In the January newsletter we wrote about a recent technical interpretation that had been published by the Canada Revenue Agency Rulings Directorate (“CRA”) regarding whether or not a particular organization or operation established as a non-share capital entity could qualify as a non-profit organization under the Income Tax Act.

Another technical interpretation was released by CRA which furthers this discussion. This article will highlight some of the comments in that letter and our thoughts on whether or not these comments are further evidence of a change in the direction of CRA when determining whether or not an entity qualifies as a tax exempt non-profit organization.

In this particular interpretation, the CRA responded to the following two questions:

1. Can a condominium corporation rent a suite for an amount in excess of its cost of operating and maintaining the suite and still qualify for the exemption from tax provided by paragraph 149(1)(l) of the Act?

2. If the rental profits are used to reduce members’ fees, does this affect the tax exemption?

In responding to these questions, the CRA stated that in its view, where the condominium corporation leased the premises for an amount that could generate a surplus, that in and of itself could be considered to be indicative of an intention to make a profit, and thus the entity would not qualify for the exemption from tax provided under paragraph 149(1)(l) of the Act. Further, the response indicated that when a condominium corporation reduces members’ fees as a consequence of intentionally charging rent in excess of costs, then that would be making the income of the condominium corporation available for the personal benefit of its members which is also contrary to paragraph 149(1)(l) of the Act.

This author questions the responses provided by CRA, and also is reminded of the age old adage – ‘be careful what you ask for’. There is not a large body of case law on when an organization qualifies for tax exempt status as a non-profit organization, nor has CRA historically devoted much time to this issue. It is therefore difficult to conclude whether these responses are an accurate statement or interpretation of the Act.

Paragraph 149(1)(l) provides:

A club, society or association that in the opinion of the minister was not a charity within the meaning assigned by subsection 149.1(1) and that was organized and operated exclusively for social welfare, civic improvement, pleasure or recreation or for any other purpose except profit, no part of the income of which was available to or was otherwise available for the personal benefit of any proprietor, member or shareholder thereof unless the proprietor, member or shareholder was a club, society or association the primary purpose and function of which was the promotion of amateur athletics in Canada.

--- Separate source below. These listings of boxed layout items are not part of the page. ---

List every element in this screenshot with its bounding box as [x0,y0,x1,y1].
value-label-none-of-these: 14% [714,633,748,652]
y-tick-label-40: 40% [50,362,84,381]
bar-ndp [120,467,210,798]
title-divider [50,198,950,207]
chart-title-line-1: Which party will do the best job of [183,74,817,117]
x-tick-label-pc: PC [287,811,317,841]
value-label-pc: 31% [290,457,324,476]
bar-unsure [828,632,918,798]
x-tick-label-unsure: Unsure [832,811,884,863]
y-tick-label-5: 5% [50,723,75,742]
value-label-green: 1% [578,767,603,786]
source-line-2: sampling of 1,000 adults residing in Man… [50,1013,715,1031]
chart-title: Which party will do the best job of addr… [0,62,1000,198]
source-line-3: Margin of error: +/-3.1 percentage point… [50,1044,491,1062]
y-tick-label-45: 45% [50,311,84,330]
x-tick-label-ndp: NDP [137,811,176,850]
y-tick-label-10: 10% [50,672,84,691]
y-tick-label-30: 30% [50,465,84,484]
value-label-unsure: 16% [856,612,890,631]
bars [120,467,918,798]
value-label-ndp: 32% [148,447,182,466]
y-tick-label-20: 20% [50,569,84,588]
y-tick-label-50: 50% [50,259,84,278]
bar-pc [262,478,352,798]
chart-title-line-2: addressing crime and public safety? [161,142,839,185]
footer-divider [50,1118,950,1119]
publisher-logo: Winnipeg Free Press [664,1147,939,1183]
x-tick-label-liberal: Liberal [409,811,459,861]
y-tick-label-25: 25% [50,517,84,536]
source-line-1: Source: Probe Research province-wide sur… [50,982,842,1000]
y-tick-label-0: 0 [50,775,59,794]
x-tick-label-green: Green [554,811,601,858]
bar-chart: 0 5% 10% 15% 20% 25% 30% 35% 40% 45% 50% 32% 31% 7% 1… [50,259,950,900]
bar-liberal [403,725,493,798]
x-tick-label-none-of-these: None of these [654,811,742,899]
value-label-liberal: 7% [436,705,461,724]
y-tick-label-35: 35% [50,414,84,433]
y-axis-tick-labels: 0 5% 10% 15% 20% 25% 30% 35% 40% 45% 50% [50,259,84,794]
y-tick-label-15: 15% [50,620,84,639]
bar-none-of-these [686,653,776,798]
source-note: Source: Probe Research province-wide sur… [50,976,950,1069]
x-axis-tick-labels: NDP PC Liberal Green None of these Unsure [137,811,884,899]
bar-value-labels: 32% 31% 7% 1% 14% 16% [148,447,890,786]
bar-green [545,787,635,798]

It is this author’s view that in today’s world, many legitimately non-profit entities that operate for social welfare, civic improvement, recreation, or other purposes (other than profit) operate as effectively and efficiently as they can to achieve their objects in a fiscally prudent manner. This may involve generating revenue from one activity and using that revenue for another activity while operating on an overall cost recovery basis. CRA’s response in this letter appears to suggest that if any activity earns a surplus, the test in paragraph 149(1)(l) is not met. I think that to conclude that such a manner of operation is indicative of the entity as a whole having an intent to make a profit is questionable.

Further, to conclude that when these entities operate prudently with the result that their membership fees do not increase or are reduced is an indication that there is a personal benefit to the member seems to be a conclusion reached out of context. Suggesting that an entity must plan to spend all revenues – even if such expenditures are not necessary at that moment in time, seems to be inconsistent with the overwhelming public interest for organizations to be fiscally prudent and responsible. CRA has acknowledged this in the past, Interpretation Bulletin IT-496R Non-Profit Organizations states that a non-profit can accumulate a reasonable amount of excess income.

We concluded our earlier article by suggesting that we were hopeful that the answers in the particular technical interpretation were driven mostly by the particular questions asked (which of course are not available as the original letter sent to CRA is not posted on the website). We remain of that view, but are concerned that these responses are indicative of new administrative positions in this area.